Kurtulus! Weg mit den Paragraphen 129/129a! Sofortige Freilassung aller linken Gefangenen! Der Kampf gegen den Staatsrassismus muß sich gegen alle Einwanderungsbeschränkungen und Abschiebungen richten und volle Staatsbürgerrechte für alle ImmigrantInnen fordern.  

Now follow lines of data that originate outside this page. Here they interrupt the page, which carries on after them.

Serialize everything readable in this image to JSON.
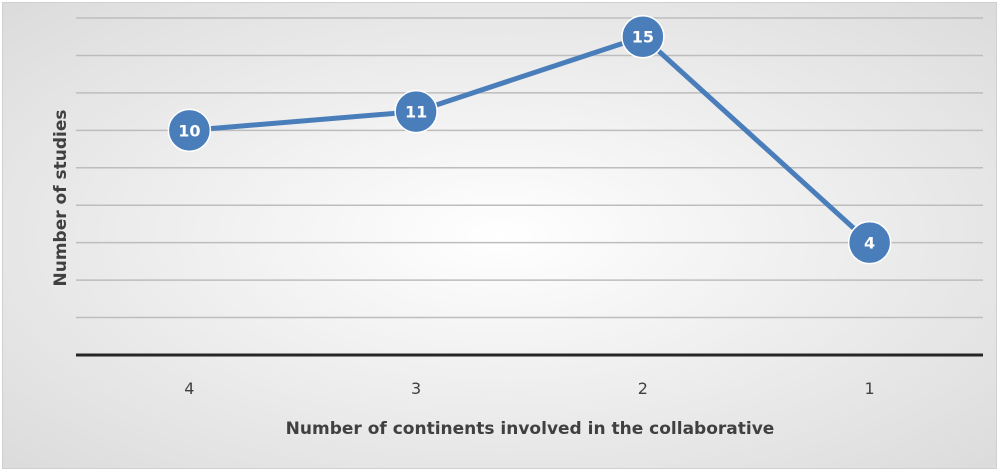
{
  "chart_data": {
    "type": "line",
    "categories": [
      "4",
      "3",
      "2",
      "1"
    ],
    "series": [
      {
        "values": [
          10,
          11,
          15,
          4
        ],
        "color": "#4a7ebb"
      }
    ],
    "xlabel": "Number of continents involved in the collaborative",
    "ylabel": "Number of studies",
    "ylim": [
      -2,
      16
    ],
    "grid": true,
    "data_labels": true,
    "colors": {
      "background_center": "#ffffff",
      "background_edge": "#d9d9d9",
      "gridline": "#bdbdbd",
      "axis": "#262626",
      "label_text": "#404040",
      "marker_text": "#ffffff",
      "marker_border": "#ffffff"
    }
  }
}
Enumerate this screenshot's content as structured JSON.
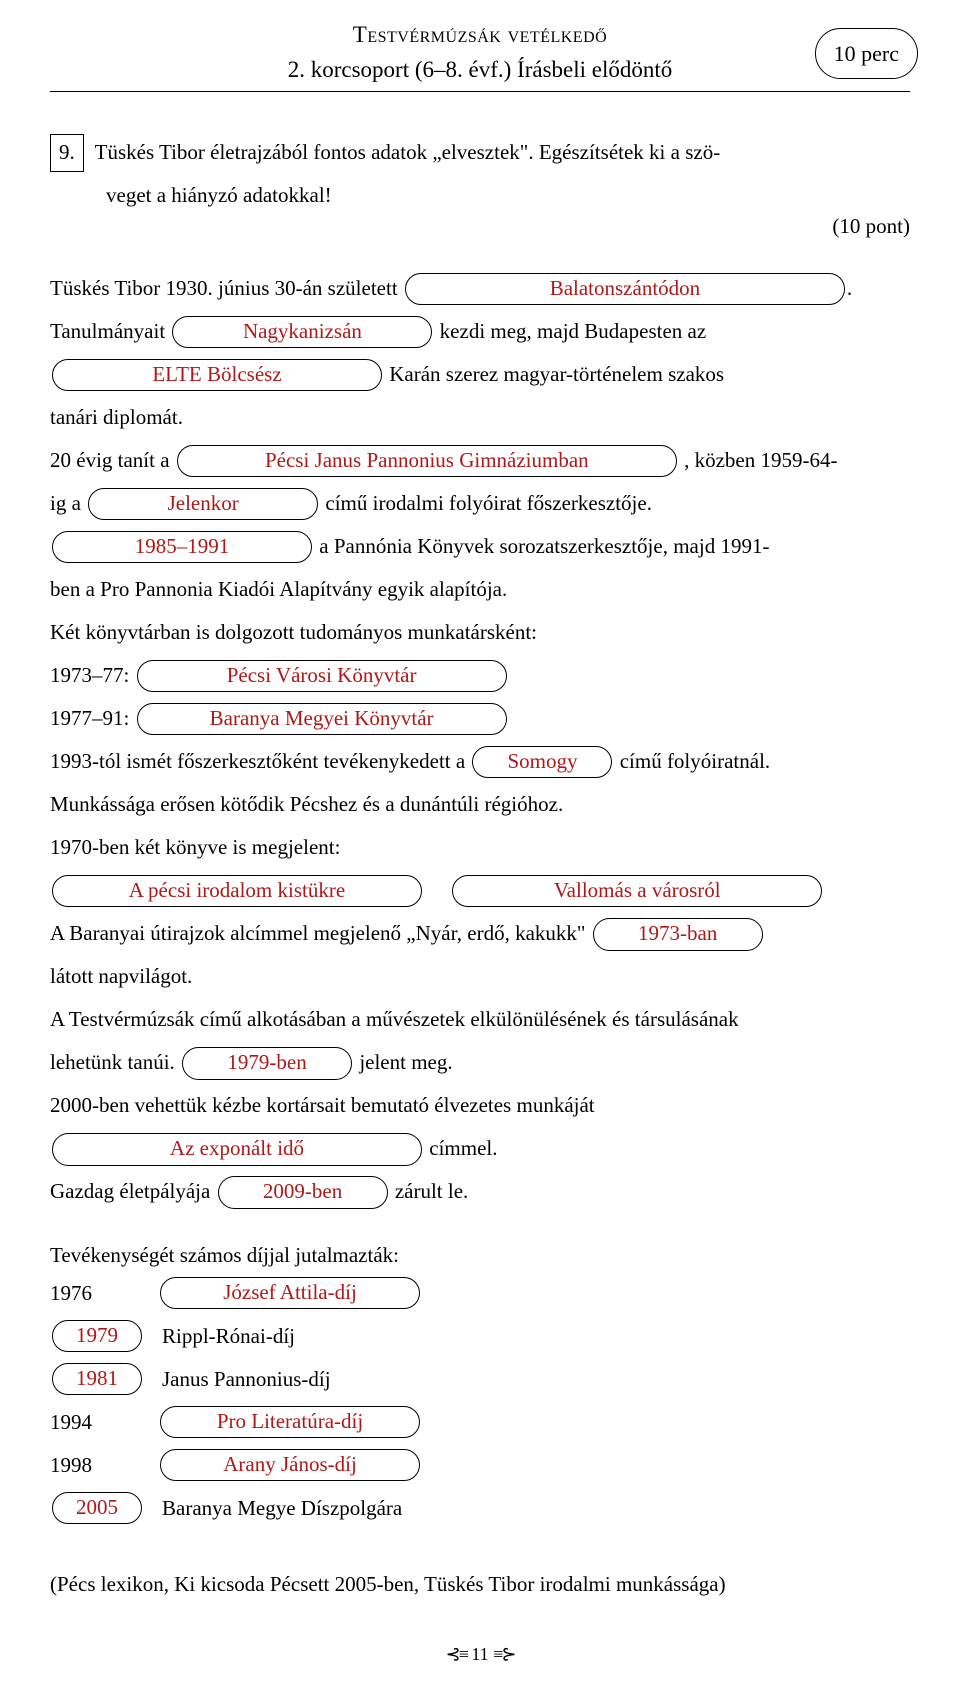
{
  "header": {
    "title": "Testvérmúzsák vetélkedő",
    "subtitle": "2. korcsoport (6–8. évf.) Írásbeli elődöntő",
    "time": "10 perc"
  },
  "question": {
    "number": "9.",
    "prompt_line1": "Tüskés Tibor életrajzából fontos adatok „elvesztek\". Egészítsétek ki a szö-",
    "prompt_line2": "veget a hiányzó adatokkal!",
    "points": "(10 pont)"
  },
  "body": {
    "t1a": "Tüskés Tibor 1930. június 30-án született ",
    "ans_birthplace": "Balatonszántódon",
    "t1b": ".",
    "t2a": "Tanulmányait ",
    "ans_study_city": "Nagykanizsán",
    "t2b": " kezdi meg, majd Budapesten az",
    "ans_faculty": "ELTE Bölcsész",
    "t3b": " Karán szerez magyar-történelem szakos",
    "t3c": "tanári diplomát.",
    "t4a": "20 évig tanít a ",
    "ans_school": "Pécsi Janus Pannonius Gimnáziumban",
    "t4b": " , közben 1959-64-",
    "t5a": "ig a ",
    "ans_journal": "Jelenkor",
    "t5b": " című irodalmi folyóirat főszerkesztője.",
    "ans_years_series": "1985–1991",
    "t6b": " a Pannónia Könyvek sorozatszerkesztője, majd 1991-",
    "t6c": "ben a Pro Pannonia Kiadói Alapítvány egyik alapítója.",
    "t7": "Két könyvtárban is dolgozott tudományos munkatársként:",
    "t8a": "1973–77: ",
    "ans_lib1": "Pécsi Városi Könyvtár",
    "t9a": "1977–91: ",
    "ans_lib2": "Baranya Megyei Könyvtár",
    "t10a": "1993-tól ismét főszerkesztőként tevékenykedett a ",
    "ans_journal2": "Somogy",
    "t10b": " című folyóiratnál.",
    "t11": "Munkássága erősen kötődik Pécshez és a dunántúli régióhoz.",
    "t12": "1970-ben két könyve is megjelent:",
    "ans_book1": "A pécsi irodalom kistükre",
    "ans_book2": "Vallomás a városról",
    "t13a": "A Baranyai útirajzok alcímmel megjelenő „Nyár, erdő, kakukk\" ",
    "ans_year_nyar": "1973-ban",
    "t13c": "látott napvilágot.",
    "t14a": "A Testvérmúzsák című alkotásában a művészetek elkülönülésének és társulásának",
    "t14b": "lehetünk tanúi. ",
    "ans_year_testver": "1979-ben",
    "t14c": " jelent meg.",
    "t15": "2000-ben vehettük kézbe kortársait bemutató élvezetes munkáját",
    "ans_book3": "Az exponált idő",
    "t15b": " címmel.",
    "t16a": "Gazdag életpályája ",
    "ans_death": "2009-ben",
    "t16b": " zárult le."
  },
  "awards": {
    "heading": "Tevékenységét számos díjjal jutalmazták:",
    "rows": [
      {
        "year": "1976",
        "year_is_pill": false,
        "award": "József Attila-díj",
        "award_is_pill": true
      },
      {
        "year": "1979",
        "year_is_pill": true,
        "award": "Rippl-Rónai-díj",
        "award_is_pill": false
      },
      {
        "year": "1981",
        "year_is_pill": true,
        "award": "Janus Pannonius-díj",
        "award_is_pill": false
      },
      {
        "year": "1994",
        "year_is_pill": false,
        "award": "Pro Literatúra-díj",
        "award_is_pill": true
      },
      {
        "year": "1998",
        "year_is_pill": false,
        "award": "Arany János-díj",
        "award_is_pill": true
      },
      {
        "year": "2005",
        "year_is_pill": true,
        "award": "Baranya Megye Díszpolgára",
        "award_is_pill": false
      }
    ]
  },
  "footnote": "(Pécs lexikon, Ki kicsoda Pécsett 2005-ben, Tüskés Tibor irodalmi munkássága)",
  "page_number": "11",
  "colors": {
    "answer": "#b01818",
    "text": "#000000",
    "background": "#ffffff"
  }
}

Wie dem Staat entgegentreten? 

Protesterklärungen und Protestdemonstrationen sind ein Mittel, um dem Staat die Solidarität mit den unterdrückten Gruppen zu signalisieren und ArbeiterInnen, ImmigrantInnen und Jugendliche für den Kampf gegen die Polizeirepression zu interessieren. Doch weder mit Protest allein noch mit öffentlichem Druck sind staatliche Angriffe auf demokratische Rechte wirklich zu stoppen. Nach einer Duisburger Protestdemonstration im November 1997 (siehe unsere Kritik in Bolschewik 10) gab es zwar eine vorübergehende Abschwächung der Hausdurchsuchungen, aber schon einige Monate später werden die staatlichen Übergriffe wieder verschärft. Der bürgerliche Staat - auch in seiner parlamentarisch-demokratischen Form - ist als Organ kapitalistischer Herrschaft zwangsläufig repressiv und rassistisch. Um die Rahmenbedingungen kapitalistischer Profitmacherei zu verteidigen und zu verbessern und damit den "Standort Deutschland" im internationalen Wettbewerb nach vorne zu bringen, kombiniert er die Mittel direkter Unterdrückung mit den Mitteln rassistischer und nationalistischer Spaltung: Deutsche Arbeiter sollen zwischen "In- und Ausländern" unterscheiden und damit "ausländische" Sündenböcke für das kapitalistische Elend ausmachen. Solange dieser Staat existiert wird sich daran nichts ändern. Nur die revolutionäre Überwindung des kapitalistischen Systems kann daher der Repression der Linken und dem Rassismus ein Ende bereiten. Entgegen dieser grundlegenden Einsicht antworten große Teile der Linken auf politische und (staats-) rassistische Angriffe auf Linke und ImmigrantInnen immer wieder mit dem Ruf nach "richtiger" oder mehr Demokratie. So fordern sie z.B. ein demokratischeres Vorgehen der Polizei oder appellieren an den Staat, faschistische Organisationen zu verbieten. Oder es wird versucht die "undemokratischen", "willkürlichen" Polizeiübergriffe dem "demokratischen" Recht bzw. Grundgesetz entgegenzustellen. Sie "übersehen" dabei, daß das staatliche Vorgehen gegen Linke und ImmigrantInnen fester Bestandteil bürgerlicher Demokratie und staatlich verankerten Rechts ist, weil die Bundesrepublik eben keine "Demokratie an sich", sondern nur die demokratische Form kapitalistischer Klassenherrschaft ist. Gegen diese kann erfolgreich nur mit Mitteln des konsequenten Klassenkampfes vorgegangen werden.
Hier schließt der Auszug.